Not an hour later, Representative Mark Sanford took a podium to introduce Paul to his district. "What stands out for me about Rand Paul is this belief in the pursuit of life, liberty, and the pursuit of happiness," said Sanford, "and the degree to which in his time in the United States Senate he has been a consistent advocate." He led a "Rand Paul!" call and response chant. Yet after the event, he stopped short of a Paul endorsement.
"I've long endorsed the ideas he believes in and we've long shared a belief in the ideas of limited government," said Sanford, as the senator signed autographs and posed for selfies nearby. "It was not a formal endorsement, but stay tuned. I don't think I will stay neutral over the long run."
The coyness had a purpose. The Paul campaign sees its launch week events as sui generis, front-page happenings. The endorsements can come later, when Paul's back in the primary states and in need of boosts over later-announcing candidates. Still, with South Carolina Senator Lindsey Graham running his own surprise presidential bid, and Representative Trey Gowdy insisting on remaining neutral, it's possible that the defiantly anti-establishment, anti-Washington Paul would enter the South Carolina primary backed by most of the state's delegation. Mulvaney and Sanford are all but signed up; Representative Jeff Duncan is said to be leaning toward Paul.

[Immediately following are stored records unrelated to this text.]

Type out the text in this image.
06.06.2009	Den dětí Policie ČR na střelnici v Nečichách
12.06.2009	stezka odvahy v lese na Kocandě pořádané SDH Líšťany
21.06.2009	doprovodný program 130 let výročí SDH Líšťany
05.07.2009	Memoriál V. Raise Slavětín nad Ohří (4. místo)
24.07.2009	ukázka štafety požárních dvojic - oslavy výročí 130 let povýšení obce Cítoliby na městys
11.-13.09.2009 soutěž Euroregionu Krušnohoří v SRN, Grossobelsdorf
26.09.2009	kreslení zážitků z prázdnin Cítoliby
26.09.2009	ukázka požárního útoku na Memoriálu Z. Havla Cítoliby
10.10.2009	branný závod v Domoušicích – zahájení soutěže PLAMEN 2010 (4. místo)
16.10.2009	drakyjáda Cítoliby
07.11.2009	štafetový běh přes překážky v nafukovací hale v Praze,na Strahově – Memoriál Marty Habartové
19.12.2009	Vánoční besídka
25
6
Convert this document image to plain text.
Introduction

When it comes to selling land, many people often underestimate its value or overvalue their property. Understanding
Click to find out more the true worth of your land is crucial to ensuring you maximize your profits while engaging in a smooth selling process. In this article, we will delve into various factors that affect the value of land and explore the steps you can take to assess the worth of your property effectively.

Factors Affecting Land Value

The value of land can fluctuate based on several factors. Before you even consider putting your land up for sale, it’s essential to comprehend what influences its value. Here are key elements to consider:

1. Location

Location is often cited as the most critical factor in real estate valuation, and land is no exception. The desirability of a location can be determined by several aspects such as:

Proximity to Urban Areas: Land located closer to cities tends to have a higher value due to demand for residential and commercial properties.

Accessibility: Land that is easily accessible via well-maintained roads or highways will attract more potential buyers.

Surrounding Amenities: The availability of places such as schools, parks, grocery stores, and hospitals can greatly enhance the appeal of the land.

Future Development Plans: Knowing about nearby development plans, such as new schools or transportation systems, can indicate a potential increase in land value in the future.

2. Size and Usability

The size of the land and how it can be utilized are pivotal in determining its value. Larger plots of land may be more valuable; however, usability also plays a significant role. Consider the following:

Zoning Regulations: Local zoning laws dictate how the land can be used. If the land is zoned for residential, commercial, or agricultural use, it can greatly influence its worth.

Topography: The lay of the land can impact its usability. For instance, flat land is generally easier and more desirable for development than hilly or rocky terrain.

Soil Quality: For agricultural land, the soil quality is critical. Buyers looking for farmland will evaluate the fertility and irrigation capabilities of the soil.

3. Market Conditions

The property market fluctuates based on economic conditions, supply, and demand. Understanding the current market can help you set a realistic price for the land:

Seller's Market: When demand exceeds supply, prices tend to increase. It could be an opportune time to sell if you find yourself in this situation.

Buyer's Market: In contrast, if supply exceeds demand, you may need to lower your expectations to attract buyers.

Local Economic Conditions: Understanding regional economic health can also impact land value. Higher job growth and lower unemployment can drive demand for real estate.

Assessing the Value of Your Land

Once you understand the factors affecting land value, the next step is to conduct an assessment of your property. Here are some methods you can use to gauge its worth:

For whatever that's worth. In 2008, an early endorsement by Senator Jim DeMint could not save Mitt Romney from a fourth place finish, after he gave up on competing for the state. In 2012, an endorsement from Governor Nikki Haley went to Romney, and the landslide primary win went to Newt Gingrich. That was the year that Mulvaney, a newly elected congressman, endorsed Rick Perry.
"He went for Perry," joked Gowdy at earlier this year at a South Carolina event with Mulvaney, "because he hates crowds."